Coop nodded. I was glad of any conversation to take her out of herself.
“It’s the girlfriend we’re looking for. The dead man’s girlfriend, Takeesha Falls. She runs with the Reverend Shipley, too.”
“Oh.” She sounded as though she was getting drowsy.
“Just so you know, I think the commissioner has it in for your boss.”
“What do you mean?”
“You’re not alone in thinking that Battaglia has an unholy alliance with Hal Shipley. It all started to come to a head in the meeting we had in Scully’s office yesterday.”
Coop’s eyelids fluttered. “Tell me more.”
“In the morning. I’m just saying that when the next election rolls around, District Attorney Paul Battaglia may not be the man on the ballot.”
“That’s okay with me, Mike.”
She was rolling from side to side, unable to find a comfortable position.
“The docs gave you medication to make you sleep, Alex,” I said. “Don’t fight it.”
She looked at me and took hold of my hand. “I’m afraid to go to sleep, Mike. I’m afraid of what I see when I close my eyes.”
I pulled back the covers and climbed in beside her—careful of the IV tube—slipping my arm beneath her neck.
“You know to expect that, Alex. You tell your victims that all the time,” I said. “Flashbacks, nightmares. Dr. Friedman said it’s only natural that you’re—”
“I don’t want to hear another thing about what she thinks, Mike, okay? I’m not all that interested in your Dr. Friedman,” Coop said, sounding much more like herself. “I can’t get warm. What do I do about that?”
I held her closer to my side and stroked her arm, bringing the blanket over both of us.

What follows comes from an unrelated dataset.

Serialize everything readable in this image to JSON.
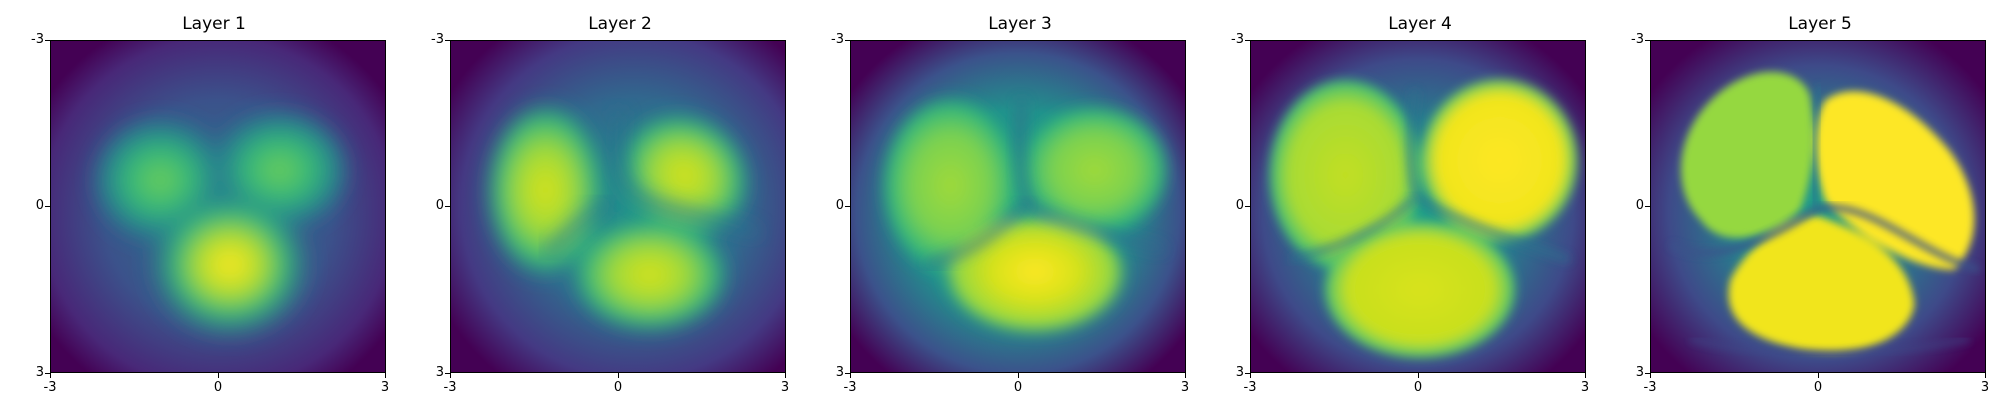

“What’s with the Alex stuff?” she asked. “Why are you suddenly calling me ‘Alex’?”
She turned on her side and settled into place with me.
“I can’t tell you,” I said.
“What do you mean? Why not?”
“Because it’s about Dr. Friedman,” I said. “She thinks it’s a bad thing that I use your surname. That I’m your lover and I can’t even manage to call you by your first name. She thinks it’s another one of my failings.”
“But I am Coop,” she said, smiling up at me. “That’s who I am.”